Hostage horror in Brazilian bank job
SAO PAULO: In scenes out of a Hollywood heist blockbuster, a ruthless gang of Brazilian bank robbers strapped hostages to the roofs and bonnets of their getaway cars to stop police shooting at them after pulling off a series of meticulously planned raids.
The robberies, involving about 20 men with assault rifles, targeted three banks in Aracatuba in the country’s central Sao Paulo state.
Three people were killed, including one who was seen filming the gang.
The group sealed off the city centre shortly after 1am by hijacking cars and setting them alight, blocking access points. Several cars were seen having been set on fire around the local police station. Branches of the Banco do Brasil, Banco Safra and Caixa Economica were hit and an unknown amount of cash was stolen.
A drone seen flying over the city during the raids was apparently used to track police movements.
As they made their escape, the gang approached random people on the street at gunpoint and strapped them to their vehicles.
They also left explosives with infra-red trigger sensors around the city to deter pursuit cars. Yuri Macri, a television journalist, posted a video that appeared to show two of the getaway cars. On the first, a person is tied to the roof and another to the bonnet. Another car passes with a hostage crouching on the bonnet.
The mayor of Aracatuba, Dilador Borges, described the scenes as “a horror” and asked the city’s residents to stay at home.
The hostages were understood to have been released later with minor injuries.

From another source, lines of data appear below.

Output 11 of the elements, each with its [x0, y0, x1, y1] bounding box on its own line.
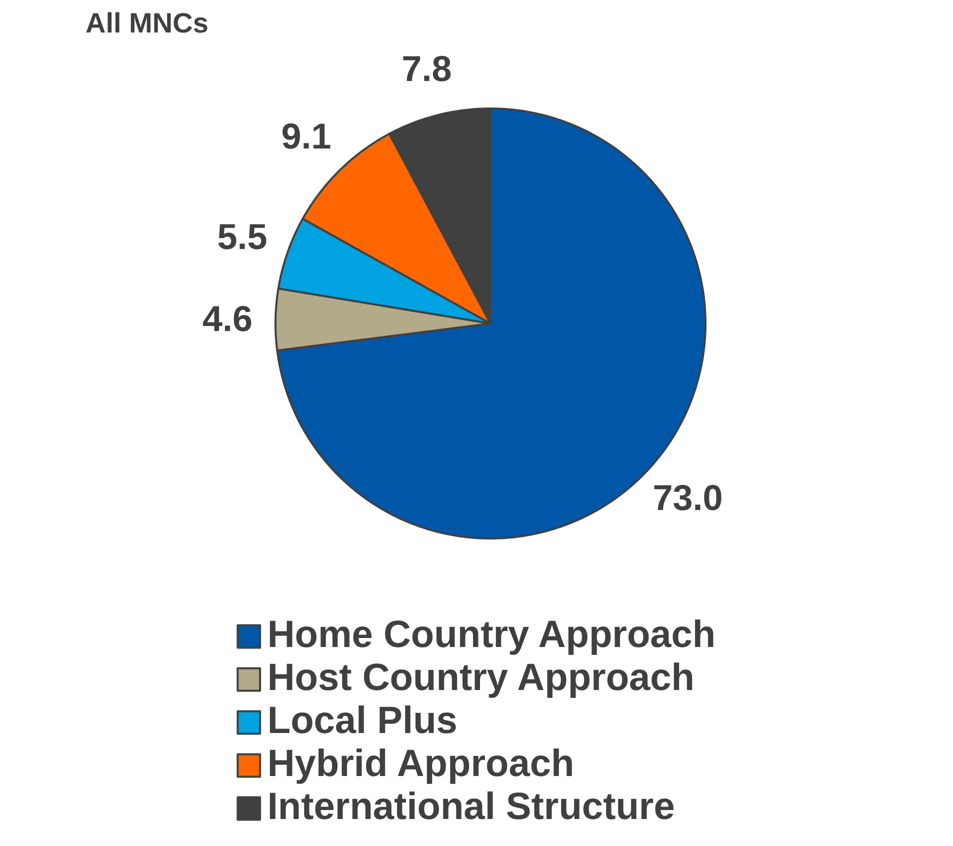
legend-label: Host Country Approach: [267, 657, 695, 700]
data-label: 4.6: [202, 298, 253, 340]
data-label: 7.8: [402, 48, 452, 89]
legend-label: Home Country Approach: [267, 614, 716, 657]
data-label: 5.5: [217, 216, 268, 258]
data-label: 73.0: [652, 476, 723, 518]
data-label: 9.1: [281, 115, 332, 156]
legend-label: Hybrid Approach: [267, 743, 574, 786]
legend-label: International Structure: [267, 786, 675, 829]
legend-label: Local Plus: [267, 700, 458, 743]
chart-title: All MNCs: [86, 8, 208, 38]
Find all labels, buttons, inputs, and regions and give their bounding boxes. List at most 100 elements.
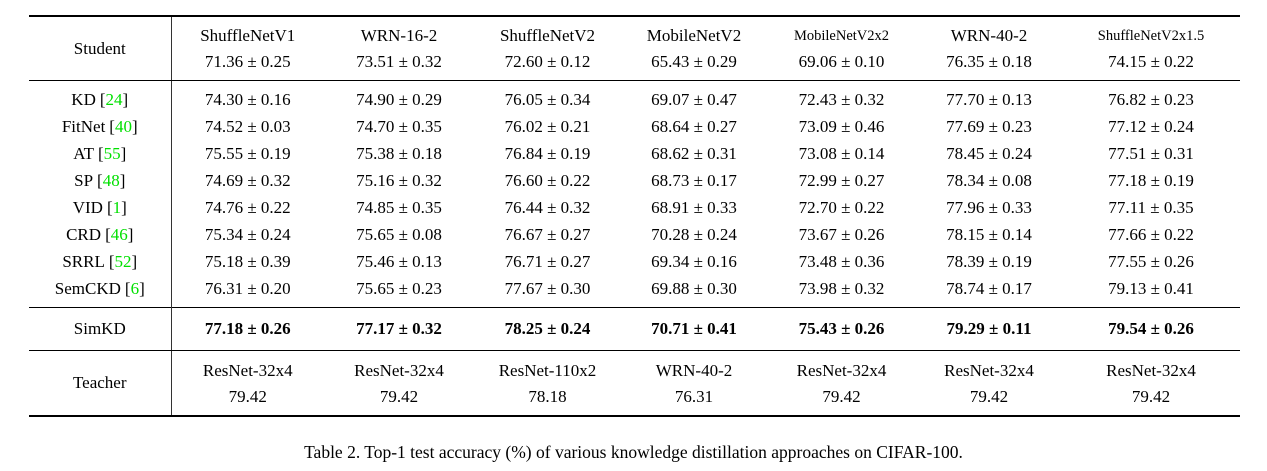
student-model-name: MobileNetV2x2 — [793, 27, 890, 44]
accuracy-value: 75.34 ± 0.24 — [170, 221, 324, 248]
accuracy-value: 75.55 ± 0.19 — [170, 140, 324, 167]
accuracy-value: 69.34 ± 0.16 — [651, 251, 737, 271]
citation-link[interactable]: 40 — [114, 116, 132, 136]
student-model-name: ShuffleNetV2x1.5 — [1097, 27, 1205, 44]
accuracy-value: 77.51 ± 0.31 — [1108, 143, 1194, 163]
accuracy-value: 76.31 ± 0.20 — [170, 275, 324, 308]
accuracy-value: 76.44 ± 0.32 — [504, 197, 591, 217]
citation-link[interactable]: 48 — [102, 170, 120, 190]
student-header-cell: Student — [29, 15, 171, 81]
accuracy-value: 73.48 ± 0.36 — [798, 251, 885, 271]
accuracy-value: 72.99 ± 0.27 — [798, 170, 885, 190]
student-model-name: ShuffleNetV1 — [200, 25, 296, 45]
teacher-model-name: ResNet-110x2 — [498, 360, 597, 380]
method-cell: AT [55] — [29, 140, 171, 167]
citation-bracket: ] — [127, 224, 134, 244]
accuracy-value: 78.25 ± 0.24 — [474, 307, 621, 351]
accuracy-value: 75.65 ± 0.23 — [356, 278, 442, 298]
accuracy-value: 70.28 ± 0.24 — [651, 224, 737, 244]
method-cell: SimKD — [29, 307, 171, 351]
table-row: AT [55] 75.55 ± 0.19 75.38 ± 0.18 76.84 ±… — [29, 140, 1240, 167]
accuracy-value: 73.67 ± 0.26 — [798, 224, 885, 244]
citation-bracket: [ — [124, 278, 131, 298]
accuracy-value: 77.69 ± 0.23 — [946, 116, 1032, 136]
accuracy-value: 76.02 ± 0.21 — [504, 116, 591, 136]
table-row: FitNet [40] 74.52 ± 0.03 74.70 ± 0.35 76.… — [29, 113, 1240, 140]
citation-bracket: [ — [105, 224, 111, 244]
teacher-model-accuracy: 76.31 — [674, 386, 714, 406]
teacher-model-cell: ResNet-110x2 78.18 — [474, 350, 621, 417]
student-model-name: ShuffleNetV2 — [499, 25, 596, 45]
teacher-model-name: WRN-40-2 — [655, 360, 733, 380]
accuracy-value: 75.43 ± 0.26 — [767, 307, 916, 351]
citation-link[interactable]: 52 — [114, 251, 132, 271]
method-cell: SP [48] — [29, 167, 171, 194]
teacher-model-name: ResNet-32x4 — [1106, 360, 1196, 380]
table-row: CRD [46] 75.34 ± 0.24 75.65 ± 0.08 76.67 … — [29, 221, 1240, 248]
accuracy-value: 77.17 ± 0.32 — [324, 307, 474, 351]
student-model-cell: MobileNetV2x2 69.06 ± 0.10 — [767, 15, 916, 81]
student-model-name: WRN-16-2 — [360, 25, 438, 45]
accuracy-value: 77.55 ± 0.26 — [1108, 251, 1194, 271]
accuracy-value: 78.39 ± 0.19 — [946, 251, 1032, 271]
citation-link[interactable]: 6 — [130, 278, 140, 298]
citation-bracket: ] — [122, 89, 129, 109]
student-model-cell: MobileNetV2 65.43 ± 0.29 — [621, 15, 767, 81]
accuracy-value: 74.52 ± 0.03 — [170, 113, 324, 140]
citation-bracket: ] — [121, 197, 127, 217]
table-row: SP [48] 74.69 ± 0.32 75.16 ± 0.32 76.60 ±… — [29, 167, 1240, 194]
method-cell: FitNet [40] — [29, 113, 171, 140]
method-cell: SemCKD [6] — [29, 275, 171, 308]
teacher-model-accuracy: 79.42 — [1131, 386, 1171, 406]
citation-bracket: ] — [139, 278, 145, 298]
accuracy-value: 73.98 ± 0.32 — [798, 278, 885, 298]
teacher-label: Teacher — [72, 373, 127, 392]
teacher-model-accuracy: 79.42 — [822, 386, 861, 406]
accuracy-value: 74.76 ± 0.22 — [170, 194, 324, 221]
method-cell: KD [24] — [29, 81, 171, 114]
student-model-accuracy: 73.51 ± 0.32 — [356, 51, 442, 71]
student-label: Student — [73, 38, 126, 58]
accuracy-value: 68.91 ± 0.33 — [651, 197, 737, 217]
results-table: Student ShuffleNetV1 71.36 ± 0.25 WRN-16… — [29, 15, 1240, 417]
accuracy-value: 72.43 ± 0.32 — [798, 89, 885, 109]
accuracy-value: 68.62 ± 0.31 — [651, 143, 737, 163]
student-model-cell: ShuffleNetV1 71.36 ± 0.25 — [170, 15, 324, 81]
teacher-model-accuracy: 78.18 — [528, 386, 567, 406]
accuracy-value: 70.71 ± 0.41 — [621, 307, 767, 351]
teacher-header-cell: Teacher — [29, 350, 171, 417]
citation-link[interactable]: 1 — [112, 197, 122, 217]
table-header-row: Student ShuffleNetV1 71.36 ± 0.25 WRN-16… — [29, 15, 1240, 81]
accuracy-value: 74.30 ± 0.16 — [170, 80, 324, 113]
teacher-model-cell: ResNet-32x4 79.42 — [916, 350, 1062, 417]
method-name: SP — [74, 170, 94, 190]
student-model-cell: ShuffleNetV2 72.60 ± 0.12 — [474, 15, 621, 81]
accuracy-value: 78.34 ± 0.08 — [946, 170, 1032, 190]
teacher-model-accuracy: 79.42 — [969, 386, 1009, 406]
citation-link[interactable]: 55 — [103, 143, 121, 163]
accuracy-value: 78.15 ± 0.14 — [946, 224, 1032, 244]
teacher-model-cell: ResNet-32x4 79.42 — [767, 350, 916, 417]
accuracy-value: 76.82 ± 0.23 — [1108, 89, 1194, 109]
teacher-model-cell: ResNet-32x4 79.42 — [170, 350, 324, 417]
student-model-cell: WRN-40-2 76.35 ± 0.18 — [916, 15, 1062, 81]
accuracy-value: 68.64 ± 0.27 — [651, 116, 737, 136]
accuracy-value: 77.70 ± 0.13 — [946, 89, 1032, 109]
accuracy-value: 75.16 ± 0.32 — [356, 170, 442, 190]
citation-bracket: ] — [120, 143, 127, 163]
citation-link[interactable]: 24 — [105, 89, 123, 109]
citation-bracket: [ — [97, 143, 104, 163]
table-caption: Table 2. Top-1 test accuracy (%) of vari… — [304, 442, 963, 462]
accuracy-value: 75.46 ± 0.13 — [356, 251, 442, 271]
student-model-accuracy: 76.35 ± 0.18 — [946, 51, 1032, 71]
citation-link[interactable]: 46 — [110, 224, 128, 244]
citation-bracket: ] — [131, 116, 138, 136]
method-name: SimKD — [73, 319, 126, 338]
citation-bracket: [ — [99, 89, 106, 109]
citation-bracket: [ — [109, 116, 115, 136]
teacher-row: Teacher ResNet-32x4 79.42 ResNet-32x4 79… — [29, 350, 1240, 417]
teacher-model-name: ResNet-32x4 — [944, 360, 1034, 380]
accuracy-value: 77.18 ± 0.26 — [170, 307, 324, 351]
table-row: VID [1] 74.76 ± 0.22 74.85 ± 0.35 76.44 ±… — [29, 194, 1240, 221]
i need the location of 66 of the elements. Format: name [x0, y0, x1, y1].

Bank raids on provincial cities, where security is weaker, have become increasingly common in Brazil. Last December, two cities were targeted by gangs in the space of 24 hours. As in the raid on Aracatuba, the police response was impeded by blocked roads and the use of hostages.
In previous attacks, bystanders have been forced at gunpoint to lie down on access roads.
In the early 20th century, a banditry epidemic known as the Cangaco involved the criminal takeover of small towns in Brazil’s interior.
Some of the Cangaco leaders are today honoured as folk heroes by drug lords and other criminal gangs.